Les médias espagnols les mieux informés ont expliqué les coulisses de la partie de poker. Attention, sac de nœuds et panier de crabes.

Roca Rey a demandé à l'empresa - qui par ailleurs cogère sa carrière - des toros de Garcigrande, qui sont pourtant loin d'être ses préférés. Le but ? Exclure habilement de la table Pablo Aguado, chouchou sévillan qui pourrait lui faire de l'ombre, et dont il sait qu'il goûte peu l'élevage salmantin. Du genre : "- Chéri, on est obligé d'inviter machin à dîner, qu'est-ce qu'on fait ? - Une raclette, il déteste ça". C'est un peu gros. Tellement gros que El Juli a préféré passer son tour plutôt que de se voir accuser d'avoir lui-même manigancé ce veto déguisé sur Aguado. Alors, qui pouvait bien faire oublier au public sévillan l'absence de l'enfant chéri aux côtés de Roca Rey et de l'incontournable Morante ? Manzanares ? Sa cote a dégringolé et il est déjà engagé à Arles le dimanche en question. Ponce ? Séville n'a jamais adhéré à ses bonnes manières aseptisées.
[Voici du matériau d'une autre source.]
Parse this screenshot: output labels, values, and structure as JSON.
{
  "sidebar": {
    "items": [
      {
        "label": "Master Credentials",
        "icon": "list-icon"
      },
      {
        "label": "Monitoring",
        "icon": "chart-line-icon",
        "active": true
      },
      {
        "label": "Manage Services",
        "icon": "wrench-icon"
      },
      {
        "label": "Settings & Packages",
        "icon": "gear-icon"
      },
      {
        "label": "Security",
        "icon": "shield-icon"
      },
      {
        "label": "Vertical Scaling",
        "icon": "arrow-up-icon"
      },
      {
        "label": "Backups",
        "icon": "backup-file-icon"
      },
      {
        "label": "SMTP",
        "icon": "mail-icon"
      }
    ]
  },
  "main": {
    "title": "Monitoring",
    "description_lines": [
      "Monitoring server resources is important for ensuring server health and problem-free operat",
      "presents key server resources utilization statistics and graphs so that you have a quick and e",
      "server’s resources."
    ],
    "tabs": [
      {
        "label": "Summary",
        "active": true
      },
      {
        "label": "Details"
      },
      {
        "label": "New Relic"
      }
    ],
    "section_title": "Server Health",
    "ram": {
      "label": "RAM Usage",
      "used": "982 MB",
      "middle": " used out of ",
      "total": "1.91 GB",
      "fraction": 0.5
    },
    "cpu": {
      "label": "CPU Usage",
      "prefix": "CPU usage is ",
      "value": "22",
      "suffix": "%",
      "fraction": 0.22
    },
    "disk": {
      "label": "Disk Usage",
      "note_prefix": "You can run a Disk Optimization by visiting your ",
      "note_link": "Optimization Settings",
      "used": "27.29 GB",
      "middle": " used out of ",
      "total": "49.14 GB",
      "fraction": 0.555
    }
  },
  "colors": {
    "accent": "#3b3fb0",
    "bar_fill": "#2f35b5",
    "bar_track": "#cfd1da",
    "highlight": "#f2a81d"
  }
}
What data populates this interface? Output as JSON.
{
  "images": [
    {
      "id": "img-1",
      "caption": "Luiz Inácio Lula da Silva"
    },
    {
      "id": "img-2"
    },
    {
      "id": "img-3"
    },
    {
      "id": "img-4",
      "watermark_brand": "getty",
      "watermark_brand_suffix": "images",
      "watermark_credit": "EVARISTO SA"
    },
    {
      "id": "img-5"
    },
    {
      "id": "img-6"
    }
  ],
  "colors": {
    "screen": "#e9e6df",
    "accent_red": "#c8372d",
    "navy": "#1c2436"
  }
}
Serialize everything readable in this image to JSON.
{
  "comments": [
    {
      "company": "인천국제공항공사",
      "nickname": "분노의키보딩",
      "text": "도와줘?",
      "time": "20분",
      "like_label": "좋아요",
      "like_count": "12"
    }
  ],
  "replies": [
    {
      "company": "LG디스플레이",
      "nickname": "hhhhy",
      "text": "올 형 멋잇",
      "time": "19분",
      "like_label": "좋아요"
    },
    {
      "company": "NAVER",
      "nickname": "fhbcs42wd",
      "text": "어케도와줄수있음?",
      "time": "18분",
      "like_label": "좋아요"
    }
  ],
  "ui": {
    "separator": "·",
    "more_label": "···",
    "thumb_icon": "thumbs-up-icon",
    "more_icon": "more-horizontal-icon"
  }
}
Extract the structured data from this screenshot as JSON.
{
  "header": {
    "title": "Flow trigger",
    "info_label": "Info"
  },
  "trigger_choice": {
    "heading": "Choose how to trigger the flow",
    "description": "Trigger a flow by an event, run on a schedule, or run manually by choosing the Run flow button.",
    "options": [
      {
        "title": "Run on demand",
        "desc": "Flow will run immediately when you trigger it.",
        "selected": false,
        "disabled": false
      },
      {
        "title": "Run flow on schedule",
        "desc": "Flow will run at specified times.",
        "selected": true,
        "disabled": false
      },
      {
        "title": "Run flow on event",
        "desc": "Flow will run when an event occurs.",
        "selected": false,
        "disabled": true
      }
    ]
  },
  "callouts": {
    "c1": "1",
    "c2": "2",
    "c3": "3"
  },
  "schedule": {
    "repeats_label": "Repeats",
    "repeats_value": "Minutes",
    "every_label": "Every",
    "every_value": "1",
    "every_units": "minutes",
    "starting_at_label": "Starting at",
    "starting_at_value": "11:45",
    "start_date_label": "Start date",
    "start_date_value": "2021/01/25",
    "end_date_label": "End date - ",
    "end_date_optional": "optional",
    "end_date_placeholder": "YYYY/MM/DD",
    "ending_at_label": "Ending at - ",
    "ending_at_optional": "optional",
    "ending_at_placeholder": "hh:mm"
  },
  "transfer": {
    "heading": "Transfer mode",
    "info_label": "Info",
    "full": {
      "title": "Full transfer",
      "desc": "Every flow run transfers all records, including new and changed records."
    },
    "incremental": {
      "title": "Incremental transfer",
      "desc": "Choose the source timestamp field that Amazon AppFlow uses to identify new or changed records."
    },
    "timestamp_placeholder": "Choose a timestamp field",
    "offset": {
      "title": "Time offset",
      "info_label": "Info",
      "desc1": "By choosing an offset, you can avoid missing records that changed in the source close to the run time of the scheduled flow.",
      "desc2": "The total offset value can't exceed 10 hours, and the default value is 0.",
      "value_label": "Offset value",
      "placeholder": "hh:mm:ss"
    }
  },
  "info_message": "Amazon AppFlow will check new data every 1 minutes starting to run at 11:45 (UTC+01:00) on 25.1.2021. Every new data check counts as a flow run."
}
C'est ainsi que Talavante est sorti du chapeau. Une surprise pour tout le monde, sauf pour ceux qui jurent qu'un pacte a été noué entre le revenant et le Péruvien lors d'une rencontre secrète, cet été. Mais ce qu'on retient surtout, c'est que Roca Rey refuse déjà la confrontation avec Aguado, et qu'Aguado refuse déjà des élevages comme Garcigrande. C'est désespérant de prudence. Et d'autant plus déplorable que si les deux toreros s'entêtent, les aficionados devront faire le deuil de ce qui aurait être la plus belle opposition de style et la plus excitante rivalité de la décennie qui commence.